Les Combat de Schöngrabern était une action d'arrière-garde relativement mineure menée par le V Korps autrichien et des éléments de soutien de la Kaiserlich-königliche Hauptarmee Hauptarmee sous le prince Heinrich XV de Reuss-Plauen contre des éléments du IVe Corps français de la Grande Armée d'Allemagne, sous le commandement de Claude Legrand. Ώ]

Le bref combat s'est terminé en faveur des Français mais Reuss a réussi à retarder suffisamment les Français pour les empêcher de se rendre à la bataille de Znaim le 10 juillet. Ώ]


L'explorateur Zebulon Pike tué au combat

Après avoir survécu à deux dangereuses expéditions d'exploration dans des régions inexplorées de l'Ouest, Zebulon Pike meurt au cours d'une bataille de la guerre de 1812.

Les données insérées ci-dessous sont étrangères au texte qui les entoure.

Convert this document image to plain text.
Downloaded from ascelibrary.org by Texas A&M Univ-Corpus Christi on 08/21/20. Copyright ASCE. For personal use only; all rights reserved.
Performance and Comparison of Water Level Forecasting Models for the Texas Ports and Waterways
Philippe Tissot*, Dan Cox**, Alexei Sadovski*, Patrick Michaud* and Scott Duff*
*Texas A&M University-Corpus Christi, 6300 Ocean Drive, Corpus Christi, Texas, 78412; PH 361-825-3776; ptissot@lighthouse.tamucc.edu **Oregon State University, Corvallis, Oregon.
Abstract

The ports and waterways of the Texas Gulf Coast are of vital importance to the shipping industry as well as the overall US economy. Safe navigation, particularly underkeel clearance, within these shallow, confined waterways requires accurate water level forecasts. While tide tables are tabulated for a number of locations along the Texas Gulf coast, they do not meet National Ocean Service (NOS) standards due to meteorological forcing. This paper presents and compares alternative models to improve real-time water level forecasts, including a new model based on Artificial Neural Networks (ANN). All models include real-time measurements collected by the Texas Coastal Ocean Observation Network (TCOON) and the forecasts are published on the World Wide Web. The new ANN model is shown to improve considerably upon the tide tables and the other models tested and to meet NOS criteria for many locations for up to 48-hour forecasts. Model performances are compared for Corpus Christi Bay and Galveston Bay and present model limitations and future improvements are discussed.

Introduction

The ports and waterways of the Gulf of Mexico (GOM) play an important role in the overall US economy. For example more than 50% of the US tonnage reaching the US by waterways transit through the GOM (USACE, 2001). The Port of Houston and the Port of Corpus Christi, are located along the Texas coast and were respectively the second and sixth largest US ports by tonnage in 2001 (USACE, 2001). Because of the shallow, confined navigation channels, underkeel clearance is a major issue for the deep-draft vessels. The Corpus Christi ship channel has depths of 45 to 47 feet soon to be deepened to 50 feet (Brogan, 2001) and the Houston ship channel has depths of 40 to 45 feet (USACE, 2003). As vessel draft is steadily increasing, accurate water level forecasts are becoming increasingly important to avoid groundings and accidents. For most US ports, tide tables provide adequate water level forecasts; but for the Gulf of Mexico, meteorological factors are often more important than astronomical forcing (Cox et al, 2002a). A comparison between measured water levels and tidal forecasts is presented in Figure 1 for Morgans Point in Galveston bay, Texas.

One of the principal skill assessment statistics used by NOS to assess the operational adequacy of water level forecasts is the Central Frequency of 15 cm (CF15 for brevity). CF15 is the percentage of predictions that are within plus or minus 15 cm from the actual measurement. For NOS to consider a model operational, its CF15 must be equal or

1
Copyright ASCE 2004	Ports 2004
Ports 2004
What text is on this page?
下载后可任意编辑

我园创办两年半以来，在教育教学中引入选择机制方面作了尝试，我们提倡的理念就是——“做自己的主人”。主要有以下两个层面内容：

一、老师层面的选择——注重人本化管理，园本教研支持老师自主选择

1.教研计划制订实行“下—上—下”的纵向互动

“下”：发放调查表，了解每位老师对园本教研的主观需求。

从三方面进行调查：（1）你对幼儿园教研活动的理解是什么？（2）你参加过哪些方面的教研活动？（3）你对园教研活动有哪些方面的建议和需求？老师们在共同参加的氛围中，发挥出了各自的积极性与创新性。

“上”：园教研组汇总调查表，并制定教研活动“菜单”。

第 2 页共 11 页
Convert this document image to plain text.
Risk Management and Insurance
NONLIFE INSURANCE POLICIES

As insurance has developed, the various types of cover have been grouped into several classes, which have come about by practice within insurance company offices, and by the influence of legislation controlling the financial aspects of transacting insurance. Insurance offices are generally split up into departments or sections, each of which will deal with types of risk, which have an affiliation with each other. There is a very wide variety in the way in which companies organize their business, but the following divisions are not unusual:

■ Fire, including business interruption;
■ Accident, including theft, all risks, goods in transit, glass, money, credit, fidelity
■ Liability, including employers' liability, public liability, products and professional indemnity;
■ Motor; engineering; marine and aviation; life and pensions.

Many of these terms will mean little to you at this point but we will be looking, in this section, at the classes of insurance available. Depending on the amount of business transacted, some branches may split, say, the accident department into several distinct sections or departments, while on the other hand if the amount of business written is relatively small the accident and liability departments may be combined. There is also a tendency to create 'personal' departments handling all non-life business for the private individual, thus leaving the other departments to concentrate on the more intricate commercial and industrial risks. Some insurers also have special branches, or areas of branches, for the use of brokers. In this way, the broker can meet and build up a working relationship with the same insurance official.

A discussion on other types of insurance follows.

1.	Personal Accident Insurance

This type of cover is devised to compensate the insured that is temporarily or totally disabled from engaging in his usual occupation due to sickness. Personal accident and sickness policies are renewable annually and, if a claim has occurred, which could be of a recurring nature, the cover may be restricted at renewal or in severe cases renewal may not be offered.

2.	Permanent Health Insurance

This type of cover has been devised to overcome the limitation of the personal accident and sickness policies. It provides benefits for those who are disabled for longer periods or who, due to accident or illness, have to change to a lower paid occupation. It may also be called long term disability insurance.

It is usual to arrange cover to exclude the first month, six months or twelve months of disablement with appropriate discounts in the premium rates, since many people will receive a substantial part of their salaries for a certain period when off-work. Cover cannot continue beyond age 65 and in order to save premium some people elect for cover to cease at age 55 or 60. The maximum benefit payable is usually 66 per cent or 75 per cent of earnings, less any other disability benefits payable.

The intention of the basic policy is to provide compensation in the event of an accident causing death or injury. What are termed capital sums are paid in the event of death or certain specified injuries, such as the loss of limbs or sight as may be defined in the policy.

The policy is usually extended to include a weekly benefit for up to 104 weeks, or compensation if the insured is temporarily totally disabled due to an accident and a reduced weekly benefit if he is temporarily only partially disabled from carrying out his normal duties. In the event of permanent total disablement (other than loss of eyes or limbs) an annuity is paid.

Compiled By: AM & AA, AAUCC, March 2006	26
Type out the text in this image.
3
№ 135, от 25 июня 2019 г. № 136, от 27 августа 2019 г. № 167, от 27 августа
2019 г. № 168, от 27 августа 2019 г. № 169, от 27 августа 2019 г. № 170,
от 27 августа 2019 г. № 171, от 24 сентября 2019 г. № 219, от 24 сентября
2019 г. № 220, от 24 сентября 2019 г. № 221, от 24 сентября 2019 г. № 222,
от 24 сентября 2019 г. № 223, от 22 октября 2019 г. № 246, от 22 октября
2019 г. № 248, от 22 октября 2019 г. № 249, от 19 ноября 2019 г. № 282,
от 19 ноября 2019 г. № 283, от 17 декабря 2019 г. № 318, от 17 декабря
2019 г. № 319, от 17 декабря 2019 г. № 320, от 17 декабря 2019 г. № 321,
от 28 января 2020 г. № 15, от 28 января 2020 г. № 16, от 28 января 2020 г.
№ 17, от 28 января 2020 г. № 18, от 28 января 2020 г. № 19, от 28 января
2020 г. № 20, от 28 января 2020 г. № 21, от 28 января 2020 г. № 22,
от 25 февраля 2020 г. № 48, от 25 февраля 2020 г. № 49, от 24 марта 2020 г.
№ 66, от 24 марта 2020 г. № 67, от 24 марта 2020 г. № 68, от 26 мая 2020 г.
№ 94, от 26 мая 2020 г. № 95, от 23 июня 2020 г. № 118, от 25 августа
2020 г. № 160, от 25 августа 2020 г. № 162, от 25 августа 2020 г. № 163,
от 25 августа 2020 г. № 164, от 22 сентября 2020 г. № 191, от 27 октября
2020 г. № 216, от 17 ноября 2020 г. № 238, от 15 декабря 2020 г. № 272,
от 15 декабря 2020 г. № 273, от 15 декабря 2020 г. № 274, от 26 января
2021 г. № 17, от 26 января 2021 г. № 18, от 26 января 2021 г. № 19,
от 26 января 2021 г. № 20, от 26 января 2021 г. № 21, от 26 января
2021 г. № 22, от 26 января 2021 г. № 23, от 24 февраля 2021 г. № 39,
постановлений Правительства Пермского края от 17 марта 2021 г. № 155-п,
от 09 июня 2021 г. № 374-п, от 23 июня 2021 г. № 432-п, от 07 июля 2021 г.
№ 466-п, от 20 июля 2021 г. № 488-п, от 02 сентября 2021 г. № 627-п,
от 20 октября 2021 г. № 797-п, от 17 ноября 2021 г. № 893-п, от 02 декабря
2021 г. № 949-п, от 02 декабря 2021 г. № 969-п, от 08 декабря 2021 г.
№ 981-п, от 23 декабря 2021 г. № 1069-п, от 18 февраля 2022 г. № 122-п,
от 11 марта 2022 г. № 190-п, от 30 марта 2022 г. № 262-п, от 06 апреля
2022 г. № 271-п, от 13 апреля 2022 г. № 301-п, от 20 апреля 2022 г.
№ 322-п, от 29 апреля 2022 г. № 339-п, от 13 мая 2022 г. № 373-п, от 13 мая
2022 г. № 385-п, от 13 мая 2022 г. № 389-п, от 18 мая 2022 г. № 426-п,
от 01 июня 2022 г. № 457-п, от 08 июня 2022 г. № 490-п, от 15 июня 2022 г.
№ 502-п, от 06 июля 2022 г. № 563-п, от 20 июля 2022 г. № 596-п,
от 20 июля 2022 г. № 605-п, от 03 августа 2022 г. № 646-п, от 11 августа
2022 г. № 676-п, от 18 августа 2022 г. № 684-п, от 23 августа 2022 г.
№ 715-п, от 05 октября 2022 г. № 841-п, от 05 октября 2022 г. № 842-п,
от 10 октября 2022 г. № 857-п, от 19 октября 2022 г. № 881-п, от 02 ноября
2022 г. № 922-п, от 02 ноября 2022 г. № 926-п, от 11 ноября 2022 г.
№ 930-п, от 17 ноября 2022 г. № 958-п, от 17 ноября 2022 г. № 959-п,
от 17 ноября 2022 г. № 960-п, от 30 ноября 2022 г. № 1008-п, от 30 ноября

Lorsqu'il devint général en 1812, Pike avait déjà fait face à de nombreuses situations périlleuses. Il s'engage dans l'armée à l'âge de 15 ans et finit par occuper divers postes militaires à la frontière américaine. En 1805, le général James Wilkinson ordonna à Pike de diriger 20 soldats lors d'une reconnaissance du cours supérieur du Mississippi. S'attendant à revenir avant le gel des rivières, Pike et sa petite bande ont remonté le Mississippi à bord d'un quillard de 70 pieds au début du mois d'août. La lenteur des progrès, cependant, signifiait que Pike et ses hommes passèrent un hiver rigoureux près de l'actuelle Little Falls, dans le Minnesota, avant de revenir le printemps suivant.

Moins de trois mois plus tard, Wilkinson a ordonné à Pike de se diriger à nouveau vers l'ouest. Cette fois, Pike et ses hommes ont exploré les sources de la rivière Arkansas, une route qui les a conduits dans le Colorado. Là, Pike a vu le pic imposant qui porte maintenant son nom, et il a fait une tentative malavisée de l'escalader. Sous-estimant grossièrement la hauteur de la montagne et vêtus uniquement d'uniformes en coton fin, Pike et ses hommes ont lutté contre la neige profonde et des températures inférieures à zéro avant d'abandonner finalement l'ascension.


En septembre 1805, l'électorat de Bavière dirigé par le prince-électeur Maximilien Ier Joseph de Wittelsbach, qui s'était allié à la monarchie des Habsbourg sous le Saint-Empire romain germanique, passa à la France napoléonienne : le ministre bavarois, le comte Maximilien von Montgelas, réalisa La supériorité française tout en craignant les ambitions de l'Empire autrichien nouvellement créé, a signé une alliance de défense secrète à Bogenhausen. À la fin de la guerre de la troisième coalition peu après, la Bavière se retrouve du côté victorieux. Lors de la paix de Presbourg en 1805, non seulement elle fut élevée au rang de royaume, mais elle gagna également le Tyrol occupé par les Français, qui depuis 1363 était détenu par les Habsbourg autrichiens, qui, lourdement vaincus par Napoléon à la bataille d'Austerlitz, furent contraints de renoncer ce. Les Français ont officiellement remis le comté tyrolien, y compris l'évêché sécularisé de Trente (Trentin) à la Bavière le 11 février 1806.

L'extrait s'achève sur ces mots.